Durante a conversa, foram discutidos os principais obstáculos dos profissionais da grande mídia para de fato frequentarem as periferias em suas coberturas, como a equipe limitada e a falta de tempo para o deslocamento. Também foram abordados a maneira estereotipada com que muitos retratam os moradores dessas regiões e possíveis caminhos para mudar esse quadro. “O encontro teve um grande impacto político pra mim, pois possibilitou que o meu jeito de pensar e produzir o jornalismo na periferia fosse compartilhado com quem reproduz um formato que já é pauta de discussões no senso comum, seja na mesa de bar, na viela, no escadão, nas esquinas, seja na escola pública e nos espaços socioculturais dos grandes bolsões populacionais da cidade. Sem dúvida nenhuma foi uma ação relevante e promissora para futuras atividades”, avalia Ronaldo.

Comunicação em pauta

No dia seguinte ao debate, aconteceu, no Centro Cultural do Grajaú, zona sul de São Paulo, a 1ª Virada Comunicação, que reuniu mais de 400 participantes, a maioria estudantes e membros de coletivos de comunicação.

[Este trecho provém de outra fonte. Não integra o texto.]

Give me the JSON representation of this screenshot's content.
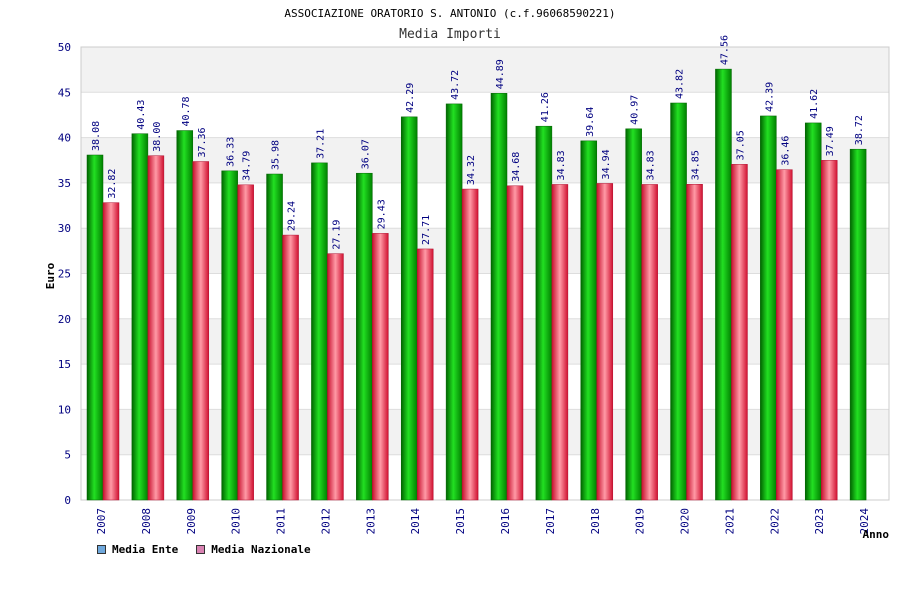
{
  "chart_data": {
    "type": "bar",
    "title": "ASSOCIAZIONE ORATORIO S. ANTONIO (c.f.96068590221)",
    "subtitle": "Media Importi",
    "xlabel": "Anno",
    "ylabel": "Euro",
    "ylim": [
      0,
      50
    ],
    "yticks": [
      0,
      5,
      10,
      15,
      20,
      25,
      30,
      35,
      40,
      45,
      50
    ],
    "categories": [
      "2007",
      "2008",
      "2009",
      "2010",
      "2011",
      "2012",
      "2013",
      "2014",
      "2015",
      "2016",
      "2017",
      "2018",
      "2019",
      "2020",
      "2021",
      "2022",
      "2023",
      "2024"
    ],
    "series": [
      {
        "name": "Media Ente",
        "values": [
          38.08,
          40.43,
          40.78,
          36.33,
          35.98,
          37.21,
          36.07,
          42.29,
          43.72,
          44.89,
          41.26,
          39.64,
          40.97,
          43.82,
          47.56,
          42.39,
          41.62,
          38.72
        ],
        "labels": [
          "38.08",
          "40.43",
          "40.78",
          "36.33",
          "35.98",
          "37.21",
          "36.07",
          "42.29",
          "43.72",
          "44.89",
          "41.26",
          "39.64",
          "40.97",
          "43.82",
          "47.56",
          "42.39",
          "41.62",
          "38.72"
        ],
        "color": "#00c000",
        "legend_color": "#6fa8dc"
      },
      {
        "name": "Media Nazionale",
        "values": [
          32.82,
          38.0,
          37.36,
          34.79,
          29.24,
          27.19,
          29.43,
          27.71,
          34.32,
          34.68,
          34.83,
          34.94,
          34.83,
          34.85,
          37.05,
          36.46,
          37.49,
          null
        ],
        "labels": [
          "32.82",
          "38.00",
          "37.36",
          "34.79",
          "29.24",
          "27.19",
          "29.43",
          "27.71",
          "34.32",
          "34.68",
          "34.83",
          "34.94",
          "34.83",
          "34.85",
          "37.05",
          "36.46",
          "37.49",
          ""
        ],
        "color": "#e8283c",
        "legend_color": "#d982b2"
      }
    ],
    "grid": true,
    "legend_position": "bottom-left"
  }
}
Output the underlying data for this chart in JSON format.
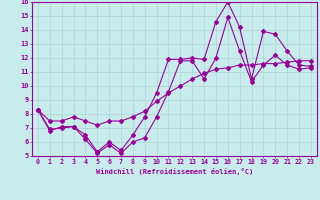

Com mais de dez horas de atividades, a Virada combinou oficinas de comunicação, intervenções culturais e mesas de debate com a participação de diversos convidados, como Binho (Sarau do Binho), Maria Vilani (Centro de Arte e Promoção Social) e Francilene Gomes (Movimento Mães de Maio), além de integrantes de movimentos sociais e da Rede Jornalistas das Periferias.

Entre os principais temas discutidos estavam o genocídio da juventude negra, a discriminação por CEP, o direito de acessar equipamentos culturais e uma educação de qualidade nas periferias, a ocupação da cidade e seu viés ambiental, o machismo periférico e os problemas na representação da comunidade LGBT pela mídia. Na última mesa, que encerrou o evento, o debate foi sobre um desafio comum a muitos coletivos de mídia independente, o financiamento. “Talvez a gente tenha que olhar mais as oportunidades financeiras, e não só as pautas. Criar essa inteligência empreendedora ainda é um desafio”, afirmou a jornalista Gisele Alexandre.

Sobre o apoio da Fundação Tide Setubal à Virada, a Rede o considera fundamental. “Foi natural buscar o apoio de organizações que já discutem as questões levantadas e cujo o viés territorialidade e/ou da comunicação poderia trazer novas provocações para o público participante, para as próprias organizações e também para os coletivos que fizeram a Virada sair do papel”, diz Thiago.

Para contribuir com o fortalecimento de coletivos e veículos independentes de mídia, a Fundação Tide Setubal também contratou os serviços do coletivo Periferia em Movimento, do qual Thiago faz parte, para a cobertura de projetos como o Plano de Bairro e eventos como o Festival do Livro e da Literatura de São Miguel. Segundo Thiago, a parceria permitiu não apenas que o coletivo tivesse mais segurança financeira, mas também que entrasse em contato com territórios e ideias que ainda não conhecia. “No caso do Plano de Bairro, por exemplo, possibilitou que a gente conhecesse um mecanismo de participação cidadã que passava batido porque ninguém falava sobre e porque nós não nos debruçamos antes pela falta de tempo.”